Question: Why does the normalization subtract off SNP means? Wouldn't it be
theoretically correct to subtract off sample means instead?
Answer: The decision to subtract off SNP means instead of sample means was an
empirical choice to ensure that results are invariant to flipping the
SNP alleles (i.e. changing 0/1/2 to 2/1/0).
Question: How do I compute principal components using only a subset of
populations and project other populations onto those principal components?
Answer: Use -w flag to smartpca.perl (see EIGENSTRAT/README), or use
poplistname parameter to smartpca (see POPGEN/README).
Question: Should regions of long-range LD in the genome be removed prior to
PCA?
Answer: Yes, to avoid principal components that are artifacts of long-range LD
it is ideal to remove such regions.

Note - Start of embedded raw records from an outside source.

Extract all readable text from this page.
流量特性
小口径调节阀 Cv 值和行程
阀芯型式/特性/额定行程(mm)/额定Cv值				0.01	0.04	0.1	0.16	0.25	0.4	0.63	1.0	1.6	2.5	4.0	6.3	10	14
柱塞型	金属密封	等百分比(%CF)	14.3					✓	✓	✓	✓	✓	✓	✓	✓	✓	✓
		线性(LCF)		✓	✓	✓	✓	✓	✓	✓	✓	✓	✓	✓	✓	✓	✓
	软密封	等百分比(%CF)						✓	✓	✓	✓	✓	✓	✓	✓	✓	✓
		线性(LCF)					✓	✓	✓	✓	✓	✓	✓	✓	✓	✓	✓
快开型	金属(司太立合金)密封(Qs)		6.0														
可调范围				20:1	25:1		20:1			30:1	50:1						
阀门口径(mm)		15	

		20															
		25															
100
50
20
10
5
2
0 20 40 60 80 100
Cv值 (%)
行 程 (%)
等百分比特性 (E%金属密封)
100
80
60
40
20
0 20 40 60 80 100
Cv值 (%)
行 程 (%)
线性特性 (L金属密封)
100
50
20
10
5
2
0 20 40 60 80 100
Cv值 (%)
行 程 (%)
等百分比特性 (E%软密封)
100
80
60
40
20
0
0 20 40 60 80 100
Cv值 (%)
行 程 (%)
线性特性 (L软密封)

See Table 1 of Price et al. 2008 AJHG.
However, EIGENSTRAT can subsequently be run to compute disease association
statistics using the full set of SNPs.
Question: How do I compute principal components using only a subset of SNPs but
then run EIGENSTRAT using the full set of SNPs?
Answer: If using smartpca.perl, then run smartpca.perl on reduced data set and
then run EIGENSTRAT on full data set. If using smartpca, then run smartpca on
reduced data set, then run evec2pca.perl to produce .pca file, then run
EIGENSTRAT on full data set. Details in POPGEN/README and EIGENSTRAT/README.
Question: convertf decides to "ignore" all my samples. Why?
Answer: A likely reason is that you are using a "fam" or "ped" file with a funny value (0, 9 or -9) in column 6. Try setting column 6 to 1.